Mastroeni Diego, Grover Andrew, Leonard Brian, Joyce Jeffrey N, Coleman Paul D, Kozik Brooke, Bellinger Denise L, Rogers Joseph
Sun Health Research Institute, 10515 West Santa Fe Drive, Sun City, AZ 85372, United States.
Neurobiol Aging. 2009 Nov;30(11):1805-17. doi: 10.1016/j.neurobiolaging.2008.01.001. Epub 2008 Mar 5.

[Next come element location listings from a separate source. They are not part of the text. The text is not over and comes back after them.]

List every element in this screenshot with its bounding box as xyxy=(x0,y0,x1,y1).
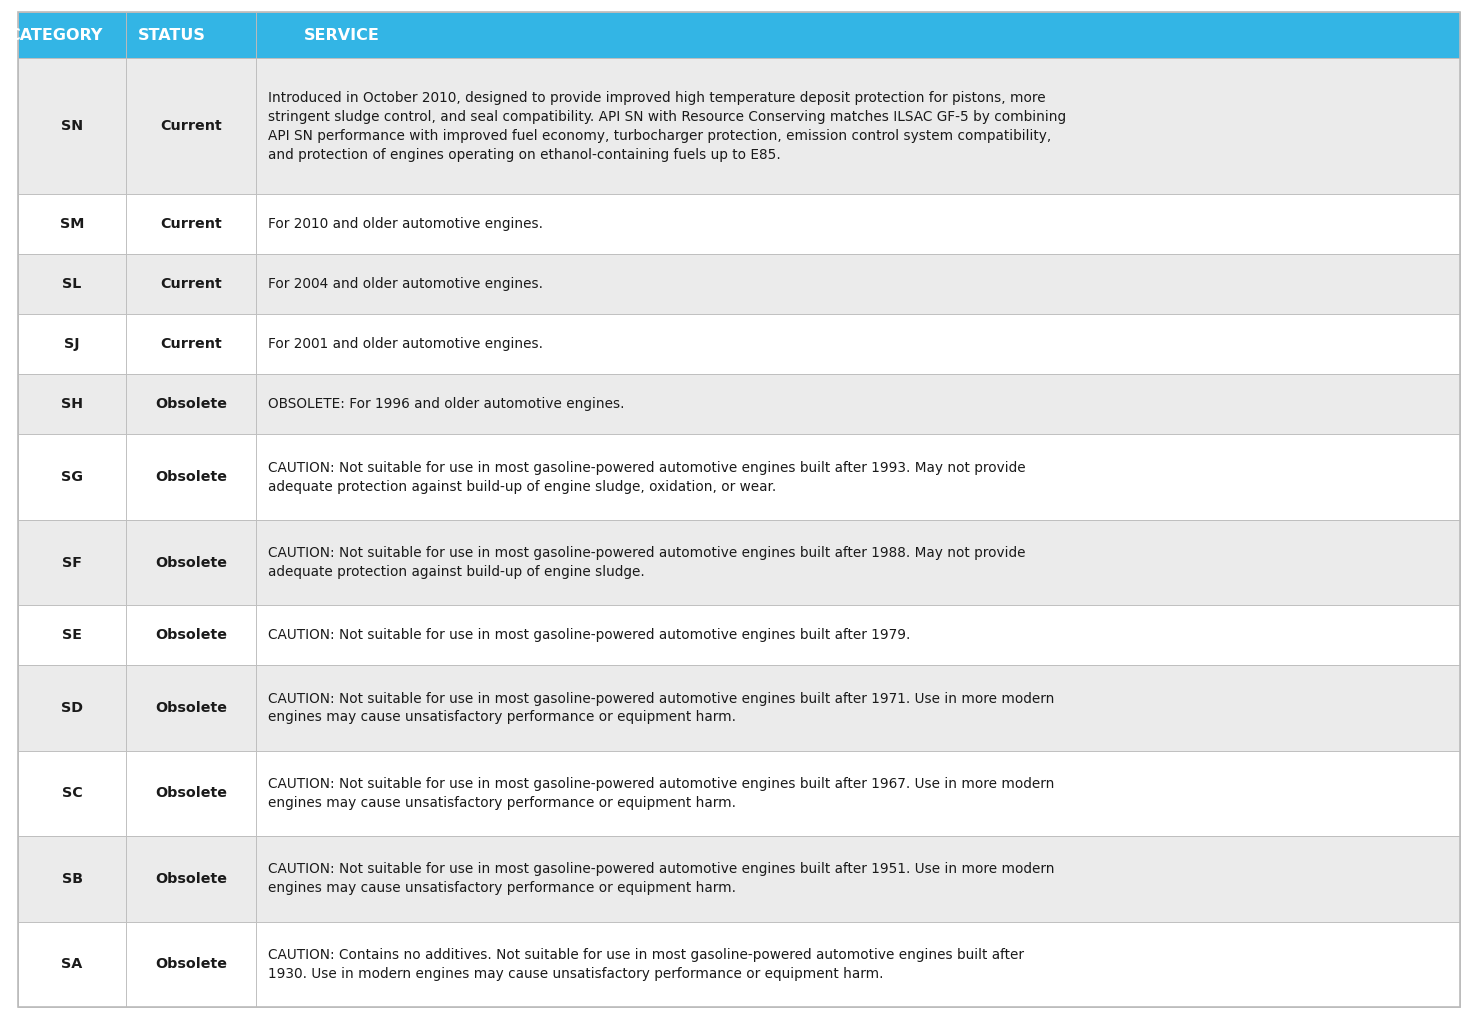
Bar xyxy=(256,58,1460,195)
Bar xyxy=(18,58,126,195)
Bar xyxy=(18,520,126,605)
Bar xyxy=(126,12,256,58)
Bar xyxy=(18,605,126,665)
Text: OBSOLETE: For 1996 and older automotive engines.: OBSOLETE: For 1996 and older automotive … xyxy=(268,397,624,412)
Text: SB: SB xyxy=(62,872,83,886)
Bar xyxy=(18,921,126,1007)
Text: Obsolete: Obsolete xyxy=(155,629,228,642)
Bar xyxy=(18,12,126,58)
Text: CAUTION: Contains no additives. Not suitable for use in most gasoline-powered au: CAUTION: Contains no additives. Not suit… xyxy=(268,948,1024,980)
Bar xyxy=(256,520,1460,605)
Text: Obsolete: Obsolete xyxy=(155,397,228,412)
Text: SE: SE xyxy=(62,629,81,642)
Text: CAUTION: Not suitable for use in most gasoline-powered automotive engines built : CAUTION: Not suitable for use in most ga… xyxy=(268,776,1054,810)
Bar xyxy=(256,314,1460,374)
Bar xyxy=(18,255,126,314)
Text: For 2001 and older automotive engines.: For 2001 and older automotive engines. xyxy=(268,337,542,352)
Text: SF: SF xyxy=(62,555,83,570)
Text: Obsolete: Obsolete xyxy=(155,555,228,570)
Text: SA: SA xyxy=(62,957,83,971)
Bar xyxy=(126,195,256,255)
Bar xyxy=(256,12,1460,58)
Text: Obsolete: Obsolete xyxy=(155,872,228,886)
Bar xyxy=(126,314,256,374)
Text: CATEGORY: CATEGORY xyxy=(9,28,103,43)
Bar xyxy=(18,374,126,434)
Bar xyxy=(18,665,126,751)
Bar xyxy=(126,665,256,751)
Bar xyxy=(256,255,1460,314)
Bar xyxy=(256,605,1460,665)
Text: SM: SM xyxy=(61,217,84,231)
Text: Obsolete: Obsolete xyxy=(155,957,228,971)
Bar xyxy=(256,434,1460,520)
Text: CAUTION: Not suitable for use in most gasoline-powered automotive engines built : CAUTION: Not suitable for use in most ga… xyxy=(268,629,910,642)
Bar xyxy=(256,751,1460,837)
Text: CAUTION: Not suitable for use in most gasoline-powered automotive engines built : CAUTION: Not suitable for use in most ga… xyxy=(268,862,1054,896)
Text: SD: SD xyxy=(61,701,83,715)
Bar xyxy=(126,921,256,1007)
Bar xyxy=(126,58,256,195)
Text: Introduced in October 2010, designed to provide improved high temperature deposi: Introduced in October 2010, designed to … xyxy=(268,91,1066,162)
Text: For 2010 and older automotive engines.: For 2010 and older automotive engines. xyxy=(268,217,542,231)
Bar xyxy=(126,434,256,520)
Text: Current: Current xyxy=(160,217,222,231)
Text: Current: Current xyxy=(160,277,222,291)
Bar xyxy=(256,195,1460,255)
Text: Obsolete: Obsolete xyxy=(155,470,228,484)
Bar xyxy=(256,921,1460,1007)
Text: CAUTION: Not suitable for use in most gasoline-powered automotive engines built : CAUTION: Not suitable for use in most ga… xyxy=(268,461,1026,493)
Text: Current: Current xyxy=(160,119,222,133)
Bar xyxy=(18,837,126,921)
Text: CAUTION: Not suitable for use in most gasoline-powered automotive engines built : CAUTION: Not suitable for use in most ga… xyxy=(268,546,1026,579)
Bar xyxy=(18,195,126,255)
Bar xyxy=(18,434,126,520)
Bar xyxy=(18,751,126,837)
Text: SC: SC xyxy=(62,787,83,800)
Bar xyxy=(18,314,126,374)
Text: Obsolete: Obsolete xyxy=(155,787,228,800)
Text: SG: SG xyxy=(61,470,83,484)
Text: SN: SN xyxy=(61,119,83,133)
Bar xyxy=(256,374,1460,434)
Bar xyxy=(126,751,256,837)
Bar xyxy=(126,605,256,665)
Text: Obsolete: Obsolete xyxy=(155,701,228,715)
Text: SJ: SJ xyxy=(64,337,80,352)
Text: SERVICE: SERVICE xyxy=(304,28,380,43)
Text: Current: Current xyxy=(160,337,222,352)
Text: For 2004 and older automotive engines.: For 2004 and older automotive engines. xyxy=(268,277,542,291)
Text: CAUTION: Not suitable for use in most gasoline-powered automotive engines built : CAUTION: Not suitable for use in most ga… xyxy=(268,692,1054,725)
Bar xyxy=(256,665,1460,751)
Bar xyxy=(126,837,256,921)
Bar xyxy=(256,837,1460,921)
Bar xyxy=(126,520,256,605)
Text: SL: SL xyxy=(62,277,81,291)
Text: STATUS: STATUS xyxy=(137,28,205,43)
Text: SH: SH xyxy=(61,397,83,412)
Bar xyxy=(126,255,256,314)
Bar xyxy=(126,374,256,434)
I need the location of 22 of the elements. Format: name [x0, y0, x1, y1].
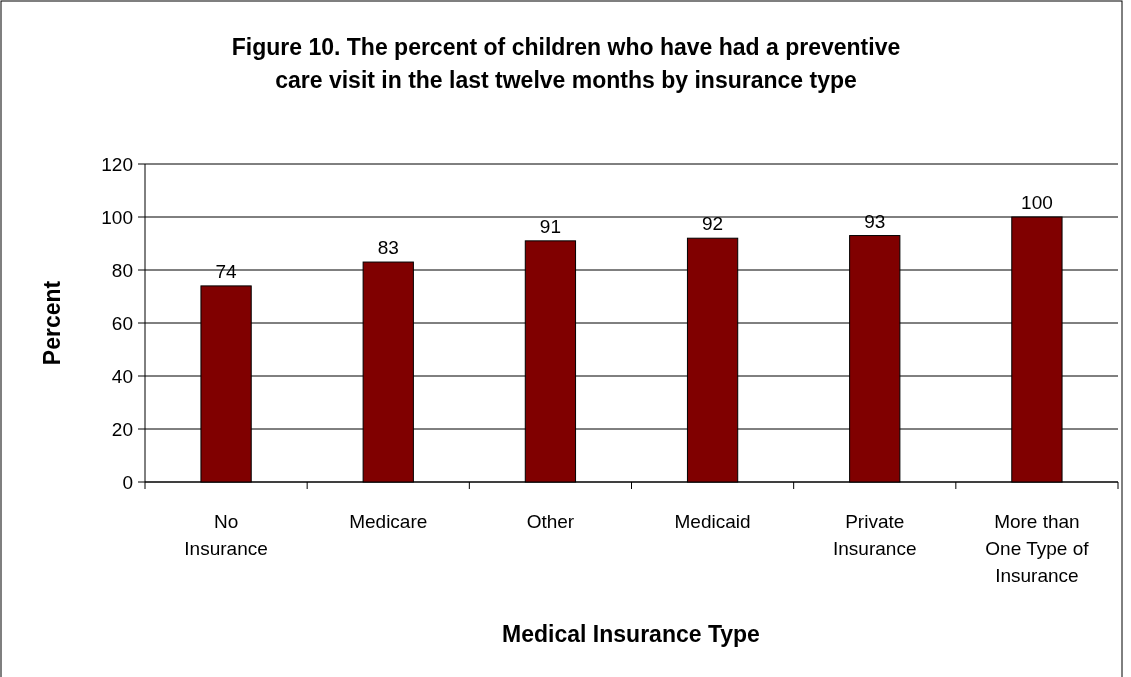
- x-tick-label: No Insurance: [184, 511, 268, 559]
- x-axis-title: Medical Insurance Type: [502, 621, 760, 647]
- data-label: 83: [377, 237, 399, 259]
- x-tick-label: More than One Type of Insurance: [985, 511, 1090, 586]
- x-tick-label: Medicaid: [674, 511, 751, 532]
- y-tick-label: 40: [111, 365, 133, 387]
- data-label: 91: [539, 215, 561, 237]
- data-label: 92: [702, 213, 724, 235]
- x-tick-label: Other: [526, 511, 575, 532]
- data-label: 100: [1021, 192, 1053, 213]
- data-label: 74: [215, 260, 238, 282]
- x-tick-label: Private Insurance: [833, 511, 917, 559]
- y-tick-label: 0: [122, 471, 133, 493]
- x-tick-label: Medicare: [349, 511, 428, 532]
- y-tick-label: 60: [111, 312, 133, 334]
- y-tick-label: 20: [111, 418, 133, 440]
- y-axis-title: Percent: [39, 280, 65, 366]
- y-tick-label: 80: [111, 259, 133, 281]
- data-label: 93: [864, 210, 886, 232]
- y-tick-label: 100: [101, 206, 133, 228]
- y-tick-label: 120: [101, 153, 133, 175]
- chart-title: Figure 10. The percent of children who have had a preventive care visit in the last twelve months by insurance type: [231, 34, 901, 93]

Activated microglia appear to selectively attack dopamine (DA) neurons in the Parkinson's disease (PD) substantia nigra. We investigated potential mechanisms using culture models. As targets, human SH-SY5Y cells were left undifferentiated (UNDIFF) or were differentiated with retinoic acid (RA) or RA plus brain-derived neurotrophic factor (RA/BDNF). RA/BDNF-treated cells were immunoreactive for tyrosine hydroxylase and the DA transporter, took up exogenous DA, and released DA after K(+) stimulation. Undifferentiated and RA-treated cells lacked these characteristics of a DA phenotype. Co-culture of target cells with human elderly microglia resulted in elevated toxicity in DA phenotype (RA/BDNF) cells. Lipopolysaccharide (LPS) plus K(+)-stimulated DA release enhanced toxicity by 500-fold. DA induced microglial chemotaxis in Boyden chambers. Spiperone inhibited this effect. Cultured human elderly microglia expressed mRNAs for D1-D4 but not D5 DA receptors. The microglia, as well as PD microglia in situ, were also immunoreactive for D1-D4 but not D5 DA receptors. These findings demonstrate that activated microglia express DA receptors, and suggest that this mechanism may play a role in the selective vulnerability of DA neurons in PD.
活化的小胶质细胞似乎会选择性攻击帕金森病(PD)黑质中的多巴胺(DA)神经元。我们使用培养模型研究了潜在机制。作为靶细胞,人SH-SY5Y细胞保持未分化状态(UNDIFF),或用视黄酸(RA)或RA加脑源性神经营养因子(RA/BDNF)进行分化。经RA/BDNF处理的细胞对酪氨酸羟化酶和DA转运体呈免疫反应性,摄取外源性DA,并在K(+)刺激后释放DA。未分化和经RA处理的细胞缺乏DA表型的这些特征。靶细胞与人老年小胶质细胞共培养导致DA表型(RA/BDNF)细胞的毒性升高。脂多糖(LPS)加K(+)刺激的DA释放使毒性增强了500倍。DA在博伊登小室中诱导小胶质细胞趋化。螺哌隆抑制了这种效应。培养的人老年小胶质细胞表达D1-D4的mRNA,但不表达D5 DA受体。小胶质细胞以及原位的PD小胶质细胞对D1-D4 DA受体也呈免疫反应性,但对D5 DA受体无反应。这些发现表明活化的小胶质细胞表达DA受体,并提示该机制可能在PD中DA神经元的选择性易损性中起作用。